In Matthew 10:14, Jesus says the real sin of Sodom is that they were rude hosts. This is immediately suspect, as we know sodomites throw the best parties. J-Naz mentions no objection to the fact that every man woman and child in the city was suddenly overcome with a desire to do the horizontal butt bolero with a heavenly messenger. Regardless, if an indecent proposition led to the incineration of 386,000 square miles in the Otz Valley, how did the subsequent daddy/daughter three-way escape punishment? - If the residents of Sodom were gay, one ponders how children could have been scampering about. Even then, how to we explain the fact that Lot's daughters were engaged to two local boys? Were they fag-hags? Beards? Should we ask Katie Holmes?
- According to NASA'S Near Earth Object Program, approximately 330 extinction-threatening asteroids are currently hurtling about hither and thither in our immediate environs. God certainly seems to be well-stocked in ammo.

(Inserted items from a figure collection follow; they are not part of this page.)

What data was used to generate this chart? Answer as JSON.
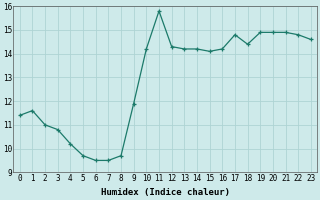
{
  "x": [
    0,
    1,
    2,
    3,
    4,
    5,
    6,
    7,
    8,
    9,
    10,
    11,
    12,
    13,
    14,
    15,
    16,
    17,
    18,
    19,
    20,
    21,
    22,
    23
  ],
  "y": [
    11.4,
    11.6,
    11.0,
    10.8,
    10.2,
    9.7,
    9.5,
    9.5,
    9.7,
    11.9,
    14.2,
    15.8,
    14.3,
    14.2,
    14.2,
    14.1,
    14.2,
    14.8,
    14.4,
    14.9,
    14.9,
    14.9,
    14.8,
    14.6
  ],
  "xlabel": "Humidex (Indice chaleur)",
  "line_color": "#1c7a6a",
  "marker_color": "#1c7a6a",
  "bg_color": "#ceeaea",
  "grid_color": "#aed4d4",
  "ylim": [
    9,
    16
  ],
  "xlim_min": -0.5,
  "xlim_max": 23.5,
  "yticks": [
    9,
    10,
    11,
    12,
    13,
    14,
    15,
    16
  ],
  "xticks": [
    0,
    1,
    2,
    3,
    4,
    5,
    6,
    7,
    8,
    9,
    10,
    11,
    12,
    13,
    14,
    15,
    16,
    17,
    18,
    19,
    20,
    21,
    22,
    23
  ],
  "xlabel_fontsize": 6.5,
  "tick_fontsize": 5.5
}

But in today's news, a Kansas man was arrested for raping a picnic table, snapshots surfaced of British race car driver being spanked by dominatrices in a Nazi-themed orgy, a San Diego politician was busted for wanking it off in public, and Britney Spears has threatened to pursue a career in television. What exactly is the Yahweh waiting for? At the very least, why the continued existence of Tuscaloosa?
- Hurricane Katrina, sent by God (according to McCain supporter John Hagee) as punishment for a recent gay event and destroyed every ward in the New Orleans except for the gay one, plainly demonstrates that God's aim ain't what it used to be. With that in mind, if one lives in Vegas proper, we rather think you're safe. If, however, you're living in neighboring Henderson...well...you're toast.